With the Frisian dialect spoken by the invaders, English was born. The Christian faith of Romano-Celtic Britons pretty much died out with the advent of the German invaders and their musical language and charming religion that involved burying people alive or burning them to death. The Kingdom of Kent in southern England was ruled by the pagan Aethelbert, whose queen was a French Christian princess named Bertha. Queen Bertha was a foot in the door for the faith and in 595, Pope Gregory sent St. Augustine of Canterbury, not to be confused with the Tunisian pear thief of the same name, with a bunch of Roman monks to reintroduce Christianity to Britain, the land of the Angles or, as you and I call it, England. Latin returned to England with the monks. Over the course of the next 200 years, the pagan Germans of England accepted Christianity and started to keep things like legal documents and perhaps strudel recipes stored in monasteries and written in the Latin language. 

Then came the Vikings around 800. They started out with just a little murder, rape and pillage, but then decided to move in. Large parts of England, Scotland and Ireland were now inhabited by the Scandinavians, who despite their many denials are fairly close relatives genetically and linguistically to the Germans. The Vikings brought more vocabulary and a different sentence structure with them and added these to the stew that is English. Then came the French in 1066, actually French-ified Vikings from Normandy. They were not going to speak the rough German/Viking language that the Saxons spoke. At the time English sounded like a case of terminal hairball. They kept speaking Norman French. They brought more Latin words to the language so that eventually about half of the English dictionary is Latin in origin. The grammar is German, but the vocabulary is half Latin.

This invasion precipitated the greatest changes in the language. If English is your second language, you must have wondered about the “k” in knight and that extra “a” in aardvark, not to mention the “g” in daughter. We have not put those into the language just to make your life difficult. The truth is WE ACTUALLY USED TO PRONOUNCE THOSE LETTERS, JUST AS THEY STILL DO IN GERMAN!!! Daughter for example was once pronounced “dawkhter” with an emphasis on the “Khhhh…” which sounds like a person being choked to death. The French would have none of it. They just started leaving out the offending letters. The enlightenment added more Latin and a bunch of Greek technical words because the doctors and professors wanted to let everyone know how much smarter they were than everyone else, for instance, by calling a bruise by its Greek name (hematoma). They do this just to be irritating, and to keep you in your place, peasant.  So after a thousand or so years of war, pillage and invasion, we have English.

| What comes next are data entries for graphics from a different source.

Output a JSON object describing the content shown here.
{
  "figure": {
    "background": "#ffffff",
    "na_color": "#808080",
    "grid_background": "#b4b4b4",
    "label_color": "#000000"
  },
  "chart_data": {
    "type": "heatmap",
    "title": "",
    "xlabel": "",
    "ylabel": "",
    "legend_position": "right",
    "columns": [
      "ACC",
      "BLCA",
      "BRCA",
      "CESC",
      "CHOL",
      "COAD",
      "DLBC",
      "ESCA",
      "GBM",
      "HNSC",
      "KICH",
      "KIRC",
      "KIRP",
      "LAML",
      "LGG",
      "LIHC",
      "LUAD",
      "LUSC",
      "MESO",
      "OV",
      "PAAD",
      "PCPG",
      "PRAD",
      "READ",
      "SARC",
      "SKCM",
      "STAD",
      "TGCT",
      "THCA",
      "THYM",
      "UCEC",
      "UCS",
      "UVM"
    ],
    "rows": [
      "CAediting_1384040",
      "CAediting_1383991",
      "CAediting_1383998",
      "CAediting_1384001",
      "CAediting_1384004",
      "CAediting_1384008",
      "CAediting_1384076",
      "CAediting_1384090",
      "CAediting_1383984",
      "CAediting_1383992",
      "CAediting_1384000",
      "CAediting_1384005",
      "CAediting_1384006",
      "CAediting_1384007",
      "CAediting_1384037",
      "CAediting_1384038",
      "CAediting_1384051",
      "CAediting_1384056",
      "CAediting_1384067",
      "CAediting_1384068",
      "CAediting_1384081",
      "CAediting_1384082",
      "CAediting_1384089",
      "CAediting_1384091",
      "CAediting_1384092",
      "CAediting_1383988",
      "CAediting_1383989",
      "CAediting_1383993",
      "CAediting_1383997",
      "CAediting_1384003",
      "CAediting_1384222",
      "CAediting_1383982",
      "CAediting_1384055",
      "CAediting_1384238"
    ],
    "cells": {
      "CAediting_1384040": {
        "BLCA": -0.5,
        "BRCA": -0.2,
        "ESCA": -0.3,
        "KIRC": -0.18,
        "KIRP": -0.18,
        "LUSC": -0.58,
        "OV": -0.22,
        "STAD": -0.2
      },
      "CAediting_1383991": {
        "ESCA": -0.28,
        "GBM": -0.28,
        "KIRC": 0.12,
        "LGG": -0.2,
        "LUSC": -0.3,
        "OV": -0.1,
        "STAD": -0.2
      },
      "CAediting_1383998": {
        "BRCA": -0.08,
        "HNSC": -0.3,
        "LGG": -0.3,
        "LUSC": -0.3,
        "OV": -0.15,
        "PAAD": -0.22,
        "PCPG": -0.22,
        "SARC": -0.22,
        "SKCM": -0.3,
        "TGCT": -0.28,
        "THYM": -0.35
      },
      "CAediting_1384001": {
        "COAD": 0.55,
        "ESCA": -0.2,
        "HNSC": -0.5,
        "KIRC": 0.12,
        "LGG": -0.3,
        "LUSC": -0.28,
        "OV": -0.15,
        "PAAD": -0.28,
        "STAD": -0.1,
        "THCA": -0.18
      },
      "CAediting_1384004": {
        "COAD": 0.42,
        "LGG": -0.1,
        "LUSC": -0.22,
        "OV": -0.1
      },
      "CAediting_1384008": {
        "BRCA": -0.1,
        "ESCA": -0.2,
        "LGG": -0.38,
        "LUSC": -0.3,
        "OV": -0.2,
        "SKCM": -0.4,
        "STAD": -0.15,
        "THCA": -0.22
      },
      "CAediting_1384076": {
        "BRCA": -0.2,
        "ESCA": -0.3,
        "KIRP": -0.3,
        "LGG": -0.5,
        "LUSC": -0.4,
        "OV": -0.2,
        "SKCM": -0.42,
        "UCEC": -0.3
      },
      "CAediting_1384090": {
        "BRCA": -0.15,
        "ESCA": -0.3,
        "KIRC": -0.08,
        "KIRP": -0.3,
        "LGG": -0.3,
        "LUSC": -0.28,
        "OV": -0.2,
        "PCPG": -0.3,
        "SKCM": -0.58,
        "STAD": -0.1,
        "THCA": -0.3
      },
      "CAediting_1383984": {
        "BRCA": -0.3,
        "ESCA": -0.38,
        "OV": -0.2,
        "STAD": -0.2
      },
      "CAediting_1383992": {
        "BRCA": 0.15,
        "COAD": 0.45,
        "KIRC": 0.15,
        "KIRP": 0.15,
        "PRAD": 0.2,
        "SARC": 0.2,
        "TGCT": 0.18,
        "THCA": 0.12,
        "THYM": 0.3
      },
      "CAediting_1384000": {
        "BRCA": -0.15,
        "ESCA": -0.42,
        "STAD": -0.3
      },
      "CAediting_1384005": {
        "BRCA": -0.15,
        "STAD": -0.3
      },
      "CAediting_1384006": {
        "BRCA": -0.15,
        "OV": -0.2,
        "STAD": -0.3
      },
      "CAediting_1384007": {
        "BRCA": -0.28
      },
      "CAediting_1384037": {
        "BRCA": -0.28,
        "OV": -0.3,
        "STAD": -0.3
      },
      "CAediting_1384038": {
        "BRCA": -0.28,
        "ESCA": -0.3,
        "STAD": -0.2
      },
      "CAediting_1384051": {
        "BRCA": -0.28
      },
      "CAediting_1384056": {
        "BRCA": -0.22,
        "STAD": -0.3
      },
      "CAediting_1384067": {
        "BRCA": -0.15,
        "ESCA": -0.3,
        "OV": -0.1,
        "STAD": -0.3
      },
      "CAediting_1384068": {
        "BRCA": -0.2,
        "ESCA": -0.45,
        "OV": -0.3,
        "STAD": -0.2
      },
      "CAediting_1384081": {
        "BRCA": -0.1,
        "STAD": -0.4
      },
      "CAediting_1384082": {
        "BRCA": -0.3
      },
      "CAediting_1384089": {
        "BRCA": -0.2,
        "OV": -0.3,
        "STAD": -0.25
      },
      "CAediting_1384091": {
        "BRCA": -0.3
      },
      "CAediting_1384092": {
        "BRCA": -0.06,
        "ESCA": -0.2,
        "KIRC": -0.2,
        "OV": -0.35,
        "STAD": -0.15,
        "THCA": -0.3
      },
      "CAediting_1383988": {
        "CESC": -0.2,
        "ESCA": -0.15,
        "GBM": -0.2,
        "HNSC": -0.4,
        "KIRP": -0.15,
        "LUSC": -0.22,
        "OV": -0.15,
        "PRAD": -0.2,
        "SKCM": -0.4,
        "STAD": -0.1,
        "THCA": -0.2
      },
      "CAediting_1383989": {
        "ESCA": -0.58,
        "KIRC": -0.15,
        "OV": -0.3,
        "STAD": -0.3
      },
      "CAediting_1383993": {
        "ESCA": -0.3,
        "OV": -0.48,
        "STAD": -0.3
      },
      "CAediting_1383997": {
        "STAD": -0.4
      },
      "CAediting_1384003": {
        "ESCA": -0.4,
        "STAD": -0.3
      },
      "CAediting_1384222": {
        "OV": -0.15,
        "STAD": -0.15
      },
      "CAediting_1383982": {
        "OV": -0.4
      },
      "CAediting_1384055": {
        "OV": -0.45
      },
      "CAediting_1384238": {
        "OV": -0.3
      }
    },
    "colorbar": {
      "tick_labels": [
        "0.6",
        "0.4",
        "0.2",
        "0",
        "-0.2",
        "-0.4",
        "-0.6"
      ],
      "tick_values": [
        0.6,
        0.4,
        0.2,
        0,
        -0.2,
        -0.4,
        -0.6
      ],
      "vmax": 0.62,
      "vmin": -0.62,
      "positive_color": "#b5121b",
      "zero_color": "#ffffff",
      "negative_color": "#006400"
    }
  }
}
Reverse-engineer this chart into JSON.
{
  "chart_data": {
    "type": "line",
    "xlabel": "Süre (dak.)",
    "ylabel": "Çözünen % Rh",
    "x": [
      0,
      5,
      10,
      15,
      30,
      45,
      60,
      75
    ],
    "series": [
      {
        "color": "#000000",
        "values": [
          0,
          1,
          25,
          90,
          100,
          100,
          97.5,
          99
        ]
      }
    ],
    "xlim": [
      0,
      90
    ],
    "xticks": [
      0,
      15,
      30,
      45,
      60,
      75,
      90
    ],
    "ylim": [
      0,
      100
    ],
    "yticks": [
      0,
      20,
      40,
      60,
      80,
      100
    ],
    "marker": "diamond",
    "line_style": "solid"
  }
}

Most languages develop from simplification of earlier languages at a fairly steady rate. English is a linguistic train wreck. England was repeatedly invaded because of its balmy climate and famous cuisine, I’m sure. They actually eat something called “spotted something-or–other” that sounds like a serious medical condition.

What if anything does this have to do with religion? I’m getting there. All those Benedictine monks brought their cherished Latin manuscripts with their Greek and Hebrew religious terms to England. The Germanic peasants were suitably mystified by this and weren’t really interested enough in Christianity to even worry about what the crazy monks called their weird ceremonies. So it is that we have words like “Mass.” Do you know what “Mass” really means? In English it means, “A property of matter equal to the measure of the amount of matter contained in or constituting a physical body that partly determines the body's resistance to changes in the speed or direction of its motion.” In Latin it means. “Go away. We’re done.” which was the part of the ceremony most interesting to the barely Christianized Anglo-Saxons and Normans forced to attend. This is why for those who do their religion in English. It is very important to know this stuff.  The great bulk of us have no idea what the terms of our religion actually mean, even when we are hit on the head by a flying aspergil.